Shortly after NABOB Executive Director Jim Winston proposed a potential policy shift in an ex parte filing with the FCC that might help the state of African American commercial television station ownership via JSAs and JSAs, FCC Commissioner Ajit Pai met with WLOO-TV (My TV network) in Jackson, MS. He sang the praises of how a JSA with American Spirit Media’s WDBD-TV (Fox) has worked well for the station. Said Pai:
“Last week, I had the privilege of meeting Pervis Parker, the General Manager and Chief Creative Officer of WLOO TV. WLOO serves the Jackson, Mississippi market and is owned by Tougaloo College, a historically African-American college founded in 1869. WLOO is one of the few African-American owned television stations operating in the United States today.
During our conversation, Mr. Parker recounted with great pride all that his station had been able to accomplish since it was acquired by Tougaloo College in 2012. WLOO now broadcasts in high definition. It airs exclusive coverage of local high-school sports. It provides hands-on experience for Tougaloo students interested in entering the communications industry. And it is launching its own locally-originated programming.
All of this, Mr.
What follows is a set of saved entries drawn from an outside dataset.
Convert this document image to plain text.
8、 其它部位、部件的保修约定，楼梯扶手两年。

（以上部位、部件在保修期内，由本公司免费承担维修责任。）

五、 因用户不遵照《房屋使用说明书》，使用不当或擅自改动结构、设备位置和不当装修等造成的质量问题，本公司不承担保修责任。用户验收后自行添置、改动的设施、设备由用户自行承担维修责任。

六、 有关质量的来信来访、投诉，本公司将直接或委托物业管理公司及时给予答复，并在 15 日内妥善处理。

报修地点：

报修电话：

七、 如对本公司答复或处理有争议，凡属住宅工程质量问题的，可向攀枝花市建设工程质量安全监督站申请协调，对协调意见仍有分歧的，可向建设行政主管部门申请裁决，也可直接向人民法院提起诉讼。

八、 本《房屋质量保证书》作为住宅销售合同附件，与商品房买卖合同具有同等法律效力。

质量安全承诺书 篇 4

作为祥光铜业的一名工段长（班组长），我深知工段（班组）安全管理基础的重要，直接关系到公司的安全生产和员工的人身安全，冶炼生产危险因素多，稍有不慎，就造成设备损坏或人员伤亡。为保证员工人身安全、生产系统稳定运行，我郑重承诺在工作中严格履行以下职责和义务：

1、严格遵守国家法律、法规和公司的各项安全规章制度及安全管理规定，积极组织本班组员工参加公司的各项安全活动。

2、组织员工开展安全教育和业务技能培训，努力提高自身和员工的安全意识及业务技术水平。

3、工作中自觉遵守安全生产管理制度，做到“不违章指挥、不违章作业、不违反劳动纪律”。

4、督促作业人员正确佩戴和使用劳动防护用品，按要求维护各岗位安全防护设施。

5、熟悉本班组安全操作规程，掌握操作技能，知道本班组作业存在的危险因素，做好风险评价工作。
Parker told me, was made by possible by WLOO’s Joint Sales Agreement (JSA) with another Mississippi station, WDBD. As Tougaloo College has put it, “the JSA has permitted WLOO to become a real success story, enabling a new, minority station owner to reinvigorate this station and
expand its local services.” Indeed, given the equipment failures that recently hit the station, Mr. Parker indicated that WLOO probably wouldn’t be on the air today but for its JSA.
Mr. Parker therefore stated that he was very concerned about what would happen to WLOO if the FCC were effectively to require the station to terminate its JSA. He said, for example, that he would have to stop creating locally-produced programming so that he could redirect that money to hiring a small sales
staff. He also observed that if there was another equipment failure, WLOO likely would not have the money to purchase new equipment, thus jeopardizing the station’s survival.
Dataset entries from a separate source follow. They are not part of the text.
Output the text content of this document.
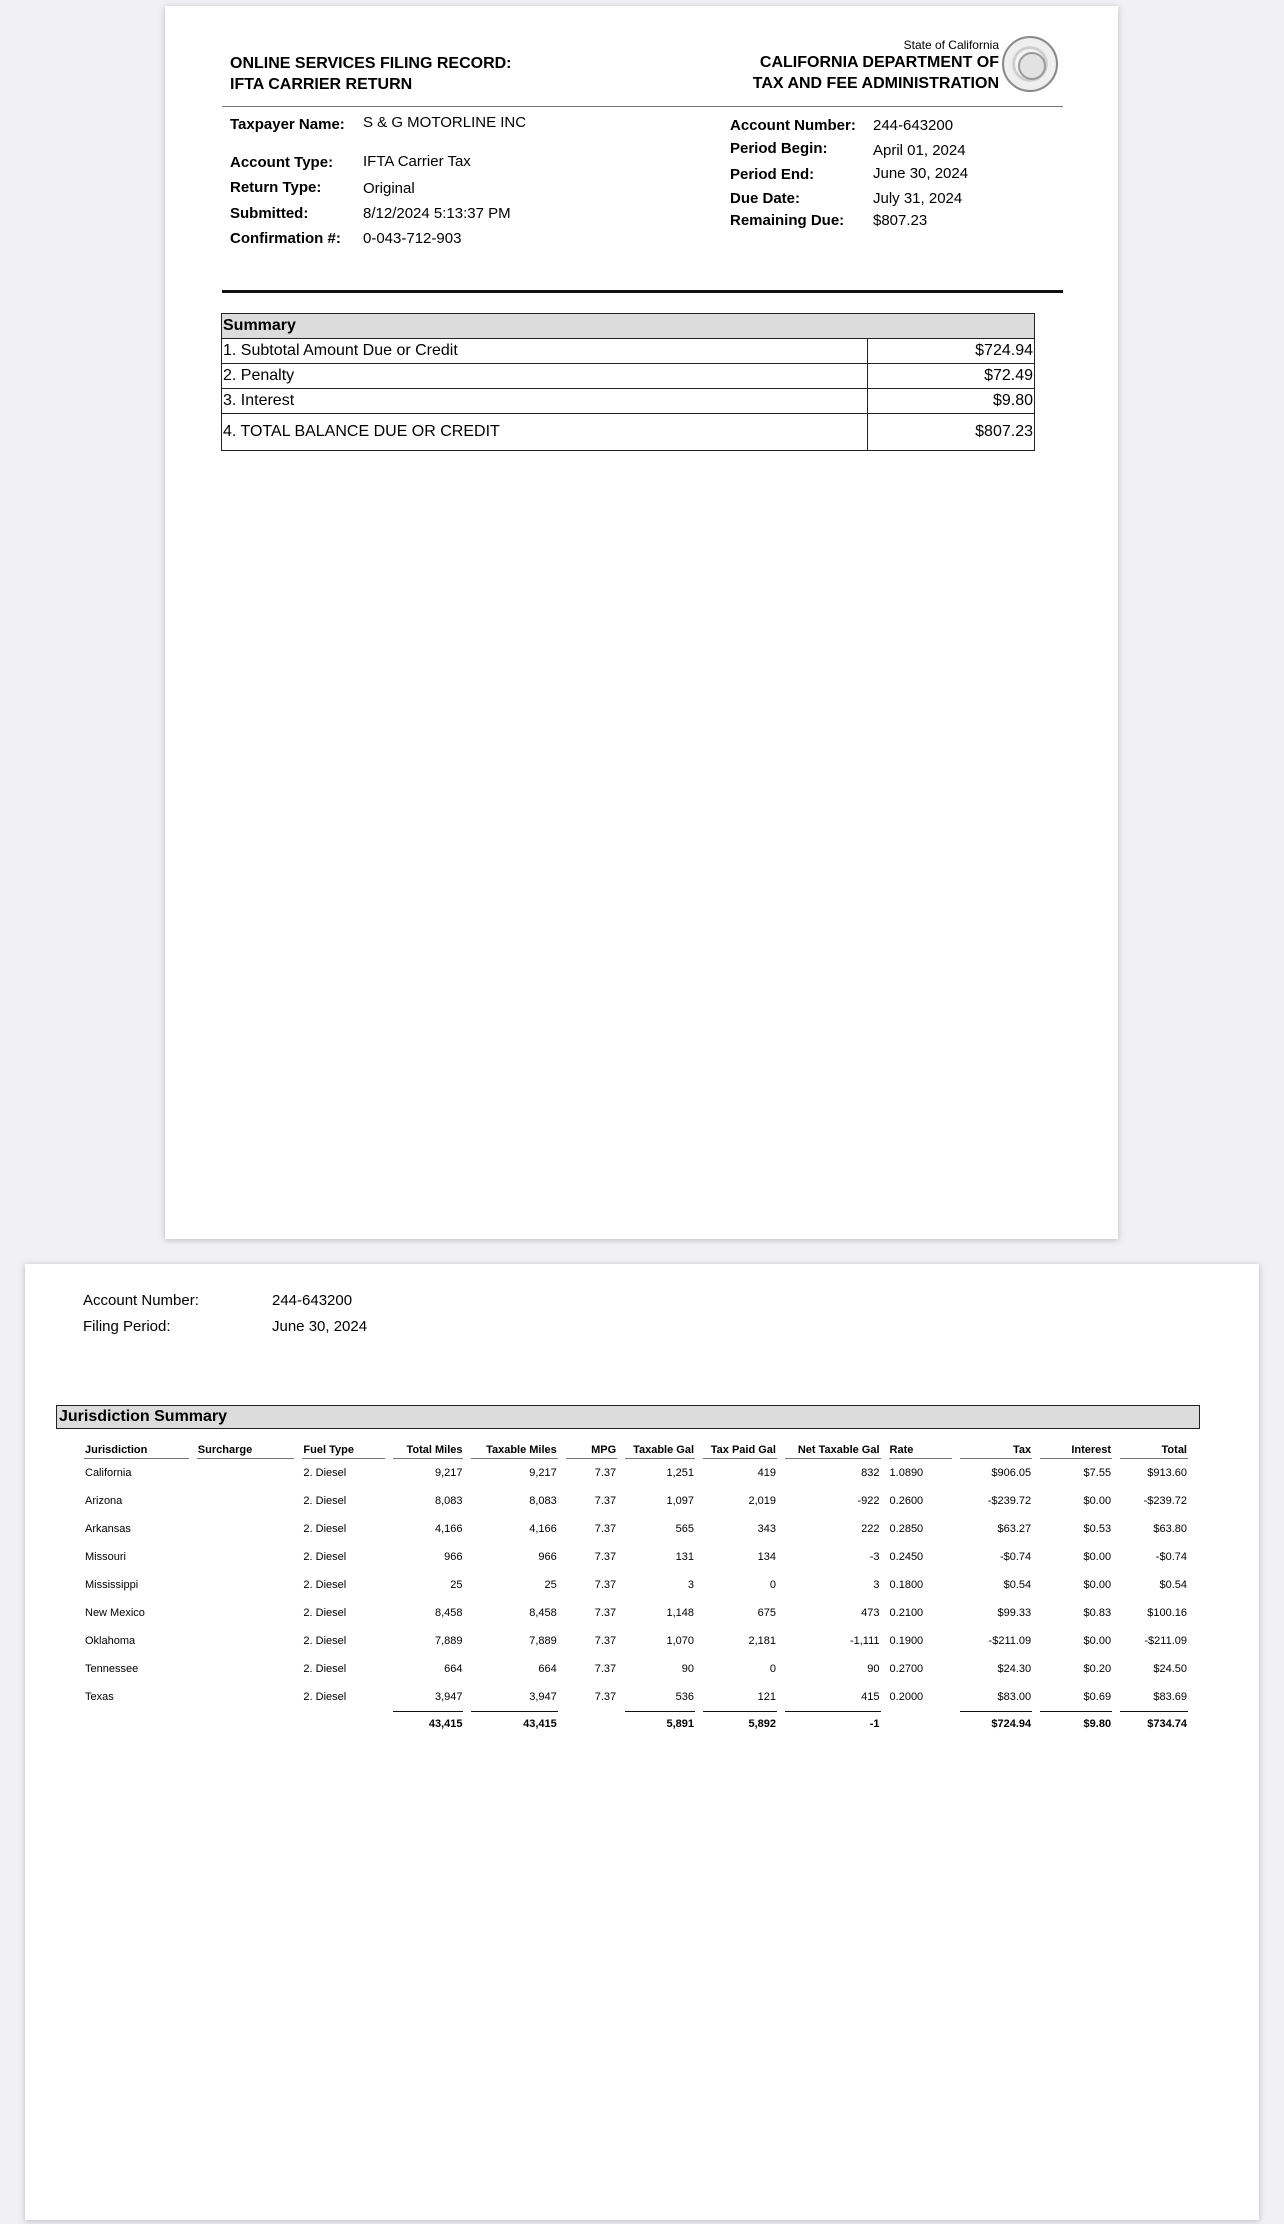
ONLINE SERVICES FILING RECORD:
IFTA CARRIER RETURN
State of California
CALIFORNIA DEPARTMENT OF
TAX AND FEE ADMINISTRATION
Taxpayer Name: S & G MOTORLINE INC
Account Type: IFTA Carrier Tax
Return Type:	Original
Submitted:	8/12/2024 5:13:37 PM
Confirmation #: 0-043-712-903
Account Number: 244-643200
Period Begin:	April 01, 2024
Period End:	June 30, 2024
Due Date:	July 31, 2024
Remaining Due: $807.23
Summary	
1. Subtotal Amount Due or Credit	$724.94
2. Penalty	$72.49
3. Interest	$9.80
4. TOTAL BALANCE DUE OR CREDIT	$807.23
Account Number:	244-643200
Filing Period:	June 30, 2024
Jurisdiction Summary
Jurisdiction	Surcharge	Fuel Type	Total Miles	Taxable Miles	MPG	Taxable Gal	Tax Paid Gal	Net Taxable Gal	Rate	Tax	Interest	Total
California		2. Diesel	9,217	9,217	7.37	1,251	419	832	1.0890	$906.05	$7.55	$913.60
Arizona		2. Diesel	8,083	8,083	7.37	1,097	2,019	-922	0.2600	-$239.72	$0.00	-$239.72
Arkansas		2. Diesel	4,166	4,166	7.37	565	343	222	0.2850	$63.27	$0.53	$63.80
Missouri		2. Diesel	966	966	7.37	131	134	-3	0.2450	-$0.74	$0.00	-$0.74
Mississippi		2. Diesel	25	25	7.37	3	0	3	0.1800	$0.54	$0.00	$0.54
New Mexico		2. Diesel	8,458	8,458	7.37	1,148	675	473	0.2100	$99.33	$0.83	$100.16
Oklahoma		2. Diesel	7,889	7,889	7.37	1,070	2,181	-1,111	0.1900	-$211.09	$0.00	-$211.09
Tennessee		2. Diesel	664	664	7.37	90	0	90	0.2700	$24.30	$0.20	$24.50
Texas		2. Diesel	3,947	3,947	7.37	536	121	415	0.2000	$83.00	$0.69	$83.69
			43,415	43,415		5,891	5,892	-1		$724.94	$9.80	$734.74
On the other hand, Mr. Parker spoke with excitement of his future plans if the station’s JSA were to continue. He could hire more employees, start a local news magazine program, and produce content for the regional Soul of the South network.
As the Commission considers proposals to restrict the use of JSAs, I hope that we will look past the rhetoric and base our decision on the facts. Tougaloo College, for example, is no shell corporation.
And Mr. Parker is no rubber-stamp for WDBD. Tougaloo and Mr. Parker are independent innovators whose JSA gives them the breathing space to create something where nothing would exist otherwise.
Moreover, the record before the Commission clearly establishes that JSAs like this one facilitate new entry into the broadcast industry, enhance ownership diversity, and allow stations to serve the local community better.
At the end of our meeting, Mr. Parker invited me to come down to Mississippi and visit WLOO.
I look forward to accepting that kind invitation and heading to the Magnolia State in the future. I just hope that the Commission will make the right decision on JSAs so that WLOO will still be in business when I make it.”
RBR-TVBR observation: We also still think JSAs and SSAs are critical to maintaining the solvency of hundreds of stations across the country—especially in smaller markets—no matter who the ownership happens to be. It’s about money, and without a leg up from JSAs and SSAs, the programming suffers. If the programming suffers, ratings suffer…and you know what happens next. Let Mr. Pai’s example here be an example for Commissioner Wheeler as well: Don’t try and fix what isn’t broken—and what is working.
If viewers are to be served by broadcasters, the revenue model needs to be maintained that allows them to do so. These agreements have kept the television broadcasting business vibrant and full of investment/M&A activity. Taking them away or drastically changing the rules could devastate the industry. The FCC needs to see as many studies and examples as possible on how JSAs and SSAs work before any final vote is made—and there isn’t much time left.